The chances of a Solana ETF getting approved in the U.S. this year are “almost impossible,” barring a change in leadership at the U.S. Securities and Exchange Commission (SEC), according to Bloomberg senior ETF analyst Eric Balchunas.

In an August 20 post on social media X, Balchunas said that the 19b-4 forms filed by the Chicago Board Options Exchange (Cboe) seeking approval for the Solana ETFs were never acknowledged by the SEC. As a result, Cboe withdrew the forms, although the S-1 forms filed by the issuers remain active.

It's important to note that 19b-4 filings are intended to provide the public with necessary information about any proposed rule changes, such as the listing of an ETF. Meanwhile, an S-1 filing is an SEC requirement that must be approved before an issuer can publicly offer new securities.

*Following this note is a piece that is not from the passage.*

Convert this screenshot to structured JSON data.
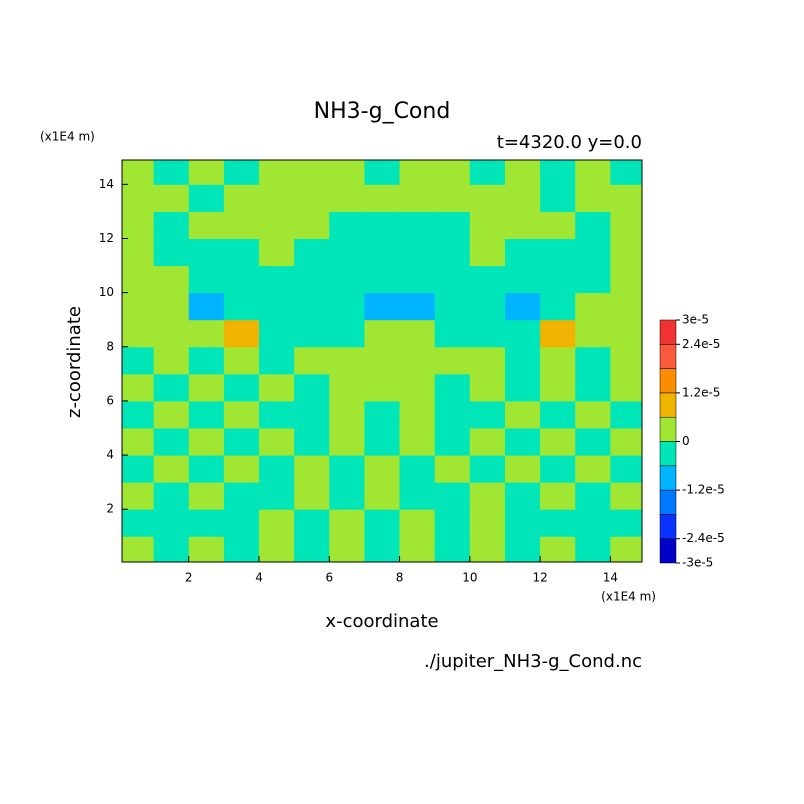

When asked further about the possibility of approval, Balchunas shared:

“Well, the chances are almost zero in 2024, and if Harris wins, the chances are almost zero in 2025. The only hope, I think, is if Trump wins.”

Solana ETFs Still Have Hope

Despite withdrawing the 19b-4 applications, VanEck’s head of digital asset research, Matthew Sigel, said the company’s Solana spot ETF application is still under review.

VanEck and 21Shares filed for Solana spot ETFs in June, with Sigel saying at the time that it was a “gamble” based on the possibility of former President Donald Trump winning the upcoming election.

Sigel emphasized that VanEck views SOL as a digital commodity, not a security. He also added that Solana's decentralized structure, combined with its utility and economic role, puts it on par with digital commodities like Bitcoin (BTC) and Ethereum (ETH).

Sigel argues that Solana's potential to become a commodity is enough to justify it owning a U.S.-traded spot ETF.